Friday, February 15, 2013

Friday's Letters


Linking up for Friday's Letters 

Dear Weekend, I'm so glad you are here. Let's recover from this nursing school week of HELL.


Dear Louisiana, my heart is with you today and always. My heart is always home. My heart is always with my family.  


Dear cheap cather kit, you're ridiculous, yet sterile. I promise to treat you better next check off. I promise to make sure you are in tip toppy shape before I got waltzing in there like a boss. Because the next check off, I will dominate. You have been warned. Dear Library, you and me need to spend more time together, obviously.  Dear Army, thanks for allowing 4 days and for bringing Kayla's husband home for R&R. Dear Liz, you're not allowed to buy full size doritos anymore and allow me to take them home.  They're being eaten. Right. Now. Never. Again.

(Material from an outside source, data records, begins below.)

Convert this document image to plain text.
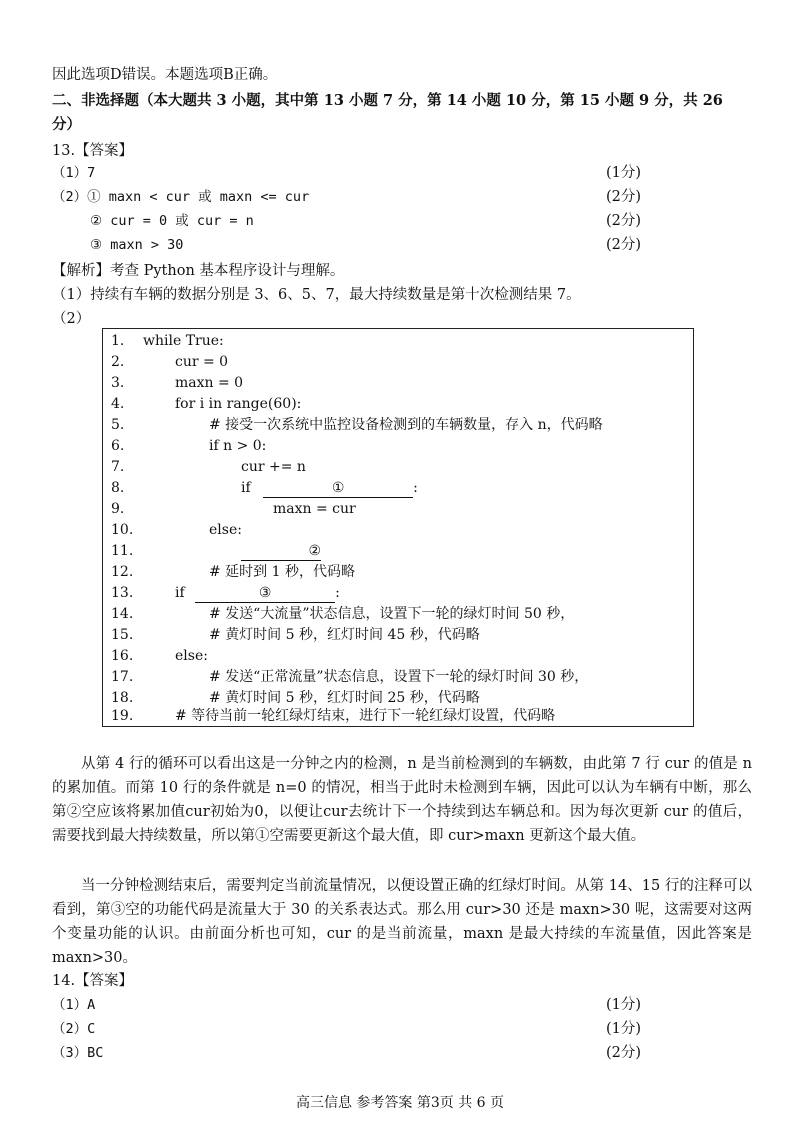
因此选项D错误。本题选项B正确。
二、非选择题（本大题共 3 小题，其中第 13 小题 7 分，第 14 小题 10 分，第 15 小题 9 分，共 26
分）
13.【答案】
（1）7	(1分)
（2）① maxn < cur 或 maxn <= cur	(2分)
② cur = 0 或 cur = n	(2分)
③ maxn > 30	(2分)
【解析】考查 Python 基本程序设计与理解。
（1）持续有车辆的数据分别是 3、6、5、7，最大持续数量是第十次检测结果 7。
（2）
1. while True:
2.	cur = 0
3.	maxn = 0
4.	for i in range(60):
5.	# 接受一次系统中监控设备检测到的车辆数量，存入 n，代码略
6.	if n > 0:
7.	cur += n
8.	if	①	:
9.	maxn = cur
10.	else:
11.	②
12.	# 延时到 1 秒，代码略
13.	if	③	:
14.	# 发送“大流量”状态信息，设置下一轮的绿灯时间 50 秒，
15.	# 黄灯时间 5 秒，红灯时间 45 秒，代码略
16.	else:
17.	# 发送“正常流量”状态信息，设置下一轮的绿灯时间 30 秒，
18.	# 黄灯时间 5 秒，红灯时间 25 秒，代码略
19.	# 等待当前一轮红绿灯结束，进行下一轮红绿灯设置，代码略

从第 4 行的循环可以看出这是一分钟之内的检测，n 是当前检测到的车辆数，由此第 7 行 cur 的值是 n 的累加值。而第 10 行的条件就是 n=0 的情况，相当于此时未检测到车辆，因此可以认为车辆有中断，那么第②空应该将累加值cur初始为0，以便让cur去统计下一个持续到达车辆总和。因为每次更新 cur 的值后，需要找到最大持续数量，所以第①空需要更新这个最大值，即 cur>maxn 更新这个最大值。

当一分钟检测结束后，需要判定当前流量情况，以便设置正确的红绿灯时间。从第 14、15 行的注释可以看到，第③空的功能代码是流量大于 30 的关系表达式。那么用 cur>30 还是 maxn>30 呢，这需要对这两个变量功能的认识。由前面分析也可知，cur 的是当前流量，maxn 是最大持续的车流量值，因此答案是 maxn>30。

14.【答案】
（1）A	(1分)
（2）C	(1分)
（3）BC	(2分)
高三信息 参考答案 第3页 共 6 页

Dear Husband, thank you. Thank you for spending Valentine's Day with me on the couch, eating pizza, downing drinking wine, and watching a scary movie. There is no other way I'd want to spend it.



Dear Jesus, thank you for loving me. Thank you for getting me through this week. Please watch over my family and wrap your loving arms around them right now. Kiss Chloe Lane for me. 

Dear followers, thanks for following. Have a good weekend!